2. "The vast majority" = / = the ones experiencing resistance that are of clinical concern. C. difficile lives in your gut. MRSA on the other hand can live on your skin, and colonize your nasal passages. Both, additionally, cheerfully live on surfaces for quite some time (really quite some time for C. difficile).
3. IV antibiotics can reach your gut - some are excreted into the intestines. Metronidazole is, vancomycin isn't for example. And beyond that, much of the concern is with active infections, which are very likely not in your gut for many diseases, in contrast to just the background of your intestinal flora.
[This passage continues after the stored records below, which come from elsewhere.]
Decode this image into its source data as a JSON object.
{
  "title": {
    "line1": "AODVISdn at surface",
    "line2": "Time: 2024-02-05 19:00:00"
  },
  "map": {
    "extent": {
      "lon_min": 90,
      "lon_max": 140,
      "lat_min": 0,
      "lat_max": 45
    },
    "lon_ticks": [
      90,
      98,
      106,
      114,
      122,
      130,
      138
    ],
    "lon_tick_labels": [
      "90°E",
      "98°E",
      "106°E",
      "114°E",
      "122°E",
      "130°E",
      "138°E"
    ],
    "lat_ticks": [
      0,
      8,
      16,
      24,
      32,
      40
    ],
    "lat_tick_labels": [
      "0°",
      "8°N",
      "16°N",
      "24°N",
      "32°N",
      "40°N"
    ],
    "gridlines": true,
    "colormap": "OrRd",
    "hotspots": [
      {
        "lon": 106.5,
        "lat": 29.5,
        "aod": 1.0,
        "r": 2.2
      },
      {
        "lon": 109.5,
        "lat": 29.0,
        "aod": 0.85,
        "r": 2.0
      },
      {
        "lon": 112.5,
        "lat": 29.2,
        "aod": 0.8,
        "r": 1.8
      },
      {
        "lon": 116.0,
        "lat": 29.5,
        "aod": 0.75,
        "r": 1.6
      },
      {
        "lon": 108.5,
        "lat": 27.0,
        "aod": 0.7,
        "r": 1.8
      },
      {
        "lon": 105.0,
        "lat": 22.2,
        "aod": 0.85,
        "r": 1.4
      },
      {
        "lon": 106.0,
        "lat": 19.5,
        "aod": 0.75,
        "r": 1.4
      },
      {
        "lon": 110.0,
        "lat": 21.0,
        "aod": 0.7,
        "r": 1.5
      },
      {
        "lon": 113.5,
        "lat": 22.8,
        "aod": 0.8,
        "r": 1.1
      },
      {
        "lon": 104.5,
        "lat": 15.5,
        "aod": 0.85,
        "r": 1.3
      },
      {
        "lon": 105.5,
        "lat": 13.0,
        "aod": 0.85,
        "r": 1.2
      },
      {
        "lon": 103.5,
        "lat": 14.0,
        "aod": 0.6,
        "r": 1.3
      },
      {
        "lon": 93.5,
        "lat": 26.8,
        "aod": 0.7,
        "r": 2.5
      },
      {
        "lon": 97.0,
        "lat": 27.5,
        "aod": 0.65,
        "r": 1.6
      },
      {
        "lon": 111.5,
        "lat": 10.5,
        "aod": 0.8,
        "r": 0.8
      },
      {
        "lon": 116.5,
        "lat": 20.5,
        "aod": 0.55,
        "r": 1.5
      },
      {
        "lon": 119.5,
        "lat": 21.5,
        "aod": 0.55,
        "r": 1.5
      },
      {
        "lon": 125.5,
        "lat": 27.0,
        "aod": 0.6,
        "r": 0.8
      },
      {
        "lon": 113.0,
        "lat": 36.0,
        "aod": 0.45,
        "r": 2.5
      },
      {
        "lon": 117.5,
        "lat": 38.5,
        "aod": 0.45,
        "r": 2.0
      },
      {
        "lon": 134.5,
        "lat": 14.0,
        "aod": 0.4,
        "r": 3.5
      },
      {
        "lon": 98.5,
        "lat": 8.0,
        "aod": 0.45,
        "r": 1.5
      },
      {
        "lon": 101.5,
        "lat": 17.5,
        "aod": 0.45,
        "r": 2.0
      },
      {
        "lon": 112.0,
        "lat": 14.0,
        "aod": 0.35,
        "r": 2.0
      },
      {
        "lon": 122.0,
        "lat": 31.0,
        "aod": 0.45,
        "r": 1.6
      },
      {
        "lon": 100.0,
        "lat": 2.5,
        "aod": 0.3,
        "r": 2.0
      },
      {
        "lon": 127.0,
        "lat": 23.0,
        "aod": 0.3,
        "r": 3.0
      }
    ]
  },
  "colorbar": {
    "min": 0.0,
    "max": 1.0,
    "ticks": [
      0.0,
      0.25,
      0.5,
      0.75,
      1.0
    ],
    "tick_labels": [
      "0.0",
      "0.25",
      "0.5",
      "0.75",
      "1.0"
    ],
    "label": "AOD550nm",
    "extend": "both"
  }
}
4. You're asserting that antibiotics reaching your gut from an IV would arrive in low doses. That's a good thing for promoting the development of resistance, not a bad thing, from the bacteria's perspective.
But anyways, if it is an issue, why can't we just require antibiotics be taken intravenously? The vast majority of bacteria exposed to antibiotics are in your digestive system and that is where resistance develops. Or at least that's how I understand it.